In futures contract trading, the transaction fee is determined by your actual position size;

If you have 100u and conduct short-term market trades on an exchange with a fee of 0.05%;

When you choose a 1x leverage with isolated margin: each opening and closing trade volume is 100u, then a complete transaction requires a fee of 0.1u;

When choosing 10x leverage: a complete transaction requires a fee of 1u;

When choosing 100x leverage: it requires 10u in fees, which accounts for 10% of the principal...

Therefore, the transaction fees for 100x leverage and 1x leverage are primarily determined by your specific trading volume.
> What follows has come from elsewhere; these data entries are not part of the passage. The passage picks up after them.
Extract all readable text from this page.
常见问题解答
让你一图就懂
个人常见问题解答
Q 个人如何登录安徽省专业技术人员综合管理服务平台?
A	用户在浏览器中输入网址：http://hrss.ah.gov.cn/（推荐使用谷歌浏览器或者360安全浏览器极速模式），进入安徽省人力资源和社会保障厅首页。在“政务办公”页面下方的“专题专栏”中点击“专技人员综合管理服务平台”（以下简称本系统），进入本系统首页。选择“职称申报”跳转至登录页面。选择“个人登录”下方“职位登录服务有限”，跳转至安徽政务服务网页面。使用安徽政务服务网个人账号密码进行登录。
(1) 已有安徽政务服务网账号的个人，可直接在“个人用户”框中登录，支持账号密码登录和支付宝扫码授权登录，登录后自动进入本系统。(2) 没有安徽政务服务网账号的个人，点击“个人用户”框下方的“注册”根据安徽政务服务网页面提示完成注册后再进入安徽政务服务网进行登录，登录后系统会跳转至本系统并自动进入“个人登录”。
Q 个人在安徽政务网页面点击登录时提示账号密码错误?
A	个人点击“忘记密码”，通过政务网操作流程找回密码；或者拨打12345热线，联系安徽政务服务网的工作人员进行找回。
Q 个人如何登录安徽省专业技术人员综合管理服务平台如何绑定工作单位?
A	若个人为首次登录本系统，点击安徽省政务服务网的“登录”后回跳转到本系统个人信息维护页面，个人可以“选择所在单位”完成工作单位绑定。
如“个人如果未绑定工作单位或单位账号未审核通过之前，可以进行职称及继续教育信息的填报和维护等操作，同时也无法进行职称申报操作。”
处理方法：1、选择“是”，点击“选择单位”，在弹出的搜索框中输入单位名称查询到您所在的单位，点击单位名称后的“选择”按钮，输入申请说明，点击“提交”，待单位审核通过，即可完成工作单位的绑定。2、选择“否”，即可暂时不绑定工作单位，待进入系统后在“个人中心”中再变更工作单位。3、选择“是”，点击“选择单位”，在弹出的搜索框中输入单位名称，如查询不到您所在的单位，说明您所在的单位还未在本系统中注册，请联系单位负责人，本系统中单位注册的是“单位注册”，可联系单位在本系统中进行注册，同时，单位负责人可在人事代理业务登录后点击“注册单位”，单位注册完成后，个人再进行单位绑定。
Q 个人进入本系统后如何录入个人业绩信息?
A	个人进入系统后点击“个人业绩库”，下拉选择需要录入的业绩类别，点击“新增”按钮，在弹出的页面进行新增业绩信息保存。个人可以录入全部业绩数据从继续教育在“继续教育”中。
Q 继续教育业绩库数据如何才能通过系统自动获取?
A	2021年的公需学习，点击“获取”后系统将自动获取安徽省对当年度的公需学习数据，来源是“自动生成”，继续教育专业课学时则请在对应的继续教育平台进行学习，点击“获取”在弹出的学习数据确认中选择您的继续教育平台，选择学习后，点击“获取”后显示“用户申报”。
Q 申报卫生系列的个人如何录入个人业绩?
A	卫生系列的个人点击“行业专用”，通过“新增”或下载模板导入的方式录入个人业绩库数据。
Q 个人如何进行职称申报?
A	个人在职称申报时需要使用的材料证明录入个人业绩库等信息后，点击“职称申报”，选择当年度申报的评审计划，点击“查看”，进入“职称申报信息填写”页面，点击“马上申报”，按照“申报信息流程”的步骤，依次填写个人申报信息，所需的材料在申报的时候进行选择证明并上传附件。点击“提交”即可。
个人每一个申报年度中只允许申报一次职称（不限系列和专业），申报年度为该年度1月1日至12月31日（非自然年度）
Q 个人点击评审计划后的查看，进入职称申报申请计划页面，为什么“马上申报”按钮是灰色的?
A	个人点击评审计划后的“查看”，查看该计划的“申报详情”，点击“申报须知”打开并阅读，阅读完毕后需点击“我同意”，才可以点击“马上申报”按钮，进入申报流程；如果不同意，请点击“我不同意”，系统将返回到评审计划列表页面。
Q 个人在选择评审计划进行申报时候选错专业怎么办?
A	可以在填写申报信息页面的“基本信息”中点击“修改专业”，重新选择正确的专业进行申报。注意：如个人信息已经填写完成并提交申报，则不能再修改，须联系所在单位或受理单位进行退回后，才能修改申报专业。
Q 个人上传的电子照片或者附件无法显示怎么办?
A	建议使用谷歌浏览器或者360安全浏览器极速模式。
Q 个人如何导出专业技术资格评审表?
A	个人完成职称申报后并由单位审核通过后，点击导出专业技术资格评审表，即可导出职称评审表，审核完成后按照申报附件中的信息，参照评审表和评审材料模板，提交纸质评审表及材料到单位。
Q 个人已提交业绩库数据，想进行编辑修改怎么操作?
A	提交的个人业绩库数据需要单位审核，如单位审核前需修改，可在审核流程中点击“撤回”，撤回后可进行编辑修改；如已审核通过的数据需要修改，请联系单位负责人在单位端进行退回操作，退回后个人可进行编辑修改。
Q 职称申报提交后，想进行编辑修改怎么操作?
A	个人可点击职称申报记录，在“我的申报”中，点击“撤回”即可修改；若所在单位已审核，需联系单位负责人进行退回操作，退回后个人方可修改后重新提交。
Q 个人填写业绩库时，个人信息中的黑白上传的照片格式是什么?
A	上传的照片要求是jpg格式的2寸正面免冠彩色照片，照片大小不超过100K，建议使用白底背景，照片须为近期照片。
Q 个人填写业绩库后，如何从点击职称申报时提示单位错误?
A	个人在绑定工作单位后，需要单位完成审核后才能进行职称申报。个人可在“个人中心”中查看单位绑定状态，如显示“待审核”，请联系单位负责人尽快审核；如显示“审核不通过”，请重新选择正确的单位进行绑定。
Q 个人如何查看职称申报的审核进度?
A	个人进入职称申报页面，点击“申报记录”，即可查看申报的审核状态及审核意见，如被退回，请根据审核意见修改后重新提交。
When choosing the full margin mode, although it carries 100x leverage, if you still only open a position worth 100u, then the transaction fee remains 0.1u.

This is why I suggest everyone not to exceed 5x leverage at any time, because increasing leverage not only increases risk but also adds to the wear and tear costs;

This is especially true for most friends who enjoy short-term trading. Originally, the profit margin is only 0.5%, but with 10x leverage, whether taking profit or cutting losses, you have to bear a fixed cost of 1%, meaning that if you take profit, you only have a 4% gain, and if you cut losses, you add another 1% in loss.

The more frequently you trade, the more you need to be wary of the invisible wear and tear caused by transaction fees;

Don't believe it? Check your account statements and calculate the proportion of transaction fees!